Final Report Summary - MUSIC (Modeling and Simulation of Cancer Growth)

Although significant progress has been made in the last 50 years in the understanding, prevention, and treatment of cancer, 3.2 million people are diagnosed with cancer every year in Europe, leading to approximately 1.1 million deaths. Nowadays, the treatment of cancer is based on the so-called diagnostic paradigm. The shift from the traditional diagnostic paradigm to a predictive patient-specific one may lead to more effective therapies, and ultimately to lower morbidity and mortality. The MuSIC project proposed predictive models for cancer growth and new numerical algorithms that permit to obtain fast and accurate simulations based on patient-specific data.

The proposed models are based on partial differential equations emanating from the phase-field method. They account for the tumor and the vasculature that develops around it, which is essential for the tumor to grow beyond a harmless limited size. The effect of vital nutrients on tumor growth, as well as the impact of mechanical stresses on the cell cycle are considered. We developed different models, that operate at different scales (from almost cellular scale to tissue scale). These models will give important insight at different scales, at different stages of tumor growth and for several types of cancer.

We proposed new algorithms based on isogeometric analysis to perform patient-specific simulations that consider the anatomy and physiological information of the patient as extracted from medical images. As an important contribution we brought to the field of cancer modeling the expertise of high-performance computing and the possibility to do computations on patient-specific geometries. Our models also give a concrete example of how simulation and imaging can be combined to produce predictive models for tumor growth.

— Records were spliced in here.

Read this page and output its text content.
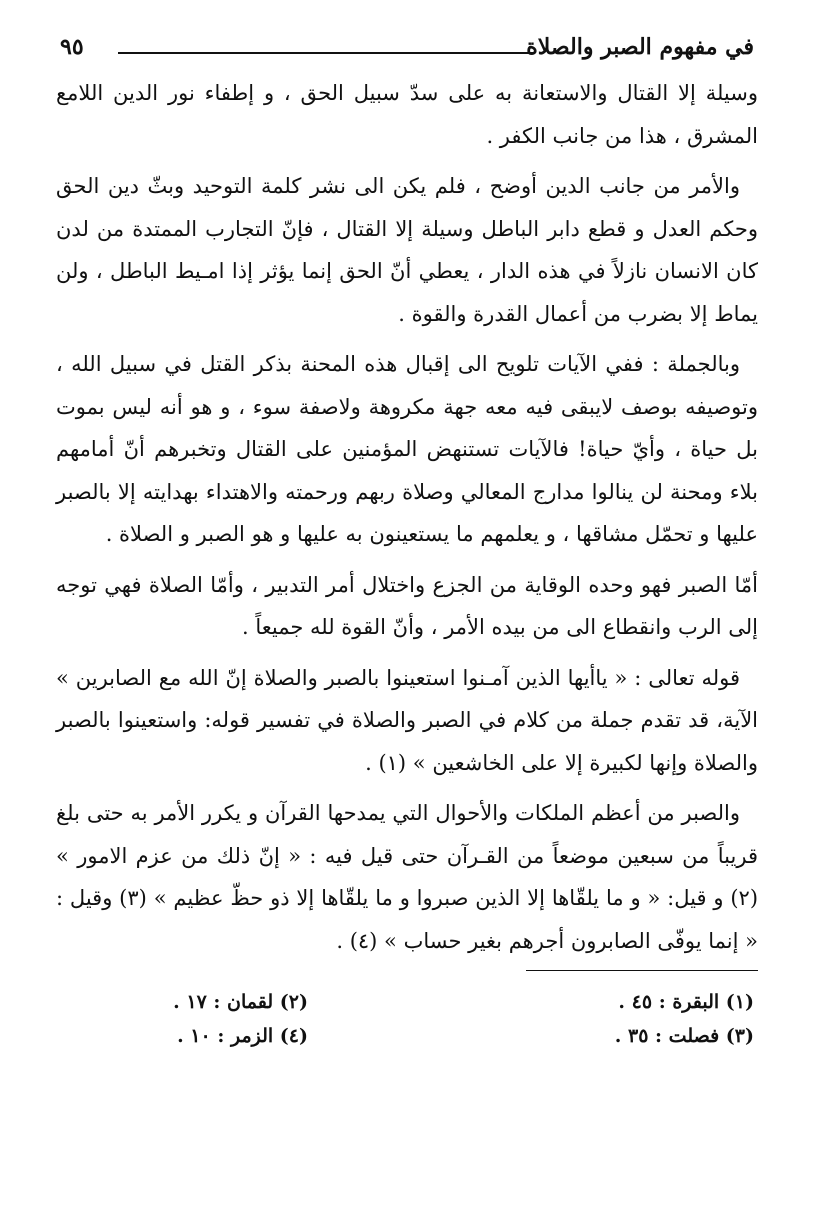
في مفهوم الصبر والصلاة
٩٥

وسيلة إلا القتال والاستعانة به على سدّ سبيل الحق ، و إطفاء نور الدين اللامع المشرق ، هذا من جانب الكفر .

والأمر من جانب الدين أوضح ، فلم يكن الى نشر كلمة التوحيد وبثّ دين الحق وحكم العدل و قطع دابر الباطل وسيلة إلا القتال ، فإنّ التجارب الممتدة من لدن كان الانسان نازلاً في هذه الدار ، يعطي أنّ الحق إنما يؤثر إذا امـيط الباطل ، ولن يماط إلا بضرب من أعمال القدرة والقوة .

وبالجملة : ففي الآيات تلويح الى إقبال هذه المحنة بذكر القتل في سبيل الله ، وتوصيفه بوصف لايبقى فيه معه جهة مكروهة ولاصفة سوء ، و هو أنه ليس بموت بل حياة ، وأيّ حياة! فالآيات تستنهض المؤمنين على القتال وتخبرهم أنّ أمامهم بلاء ومحنة لن ينالوا مدارج المعالي وصلاة ربهم ورحمته والاهتداء بهدايته إلا بالصبر عليها و تحمّل مشاقها ، و يعلمهم ما يستعينون به عليها و هو الصبر و الصلاة .

أمّا الصبر فهو وحده الوقاية من الجزع واختلال أمر التدبير ، وأمّا الصلاة فهي توجه إلى الرب وانقطاع الى من بيده الأمر ، وأنّ القوة لله جميعاً .

قوله تعالى : « ياأيها الذين آمـنوا استعينوا بالصبر والصلاة إنّ الله مع الصابرين » الآية، قد تقدم جملة من كلام في الصبر والصلاة في تفسير قوله: واستعينوا بالصبر والصلاة وإنها لكبيرة إلا على الخاشعين » (١) .

والصبر من أعظم الملكات والأحوال التي يمدحها القرآن و يكرر الأمر به حتى بلغ قريباً من سبعين موضعاً من القـرآن حتى قيل فيه : « إنّ ذلك من عزم الامور » (٢) و قيل: « و ما يلقّاها إلا الذين صبروا و ما يلقّاها إلا ذو حظّ عظيم » (٣) وقيل : « إنما يوفّى الصابرون أجرهم بغير حساب » (٤) .

(١) البقرة : ٤٥ .
(٢) لقمان : ١٧ .
(٣) فصلت : ٣٥ .
(٤) الزمر : ١٠ .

Our models of tumor growth and angiogenesis have provided insight into several scientific questions that remain open about the early stages of tumor growth. We also proposed models specifically dealing with brain and prostate tumors. The combined used of our brain and prostate models and numerical algorithms on a patient-specific basis may have significant impact in the clinic. In particular, the brain model suggests an explanation of why hypoxia in brain tumors leads to poor prognosis even if the proliferation of cancer cells is slower when the oxygen concentration is low. The prostate cancer model offers an explanation of why prostate cancer patients who also present benign prostatic hyperplasia can expect in general a better outcome.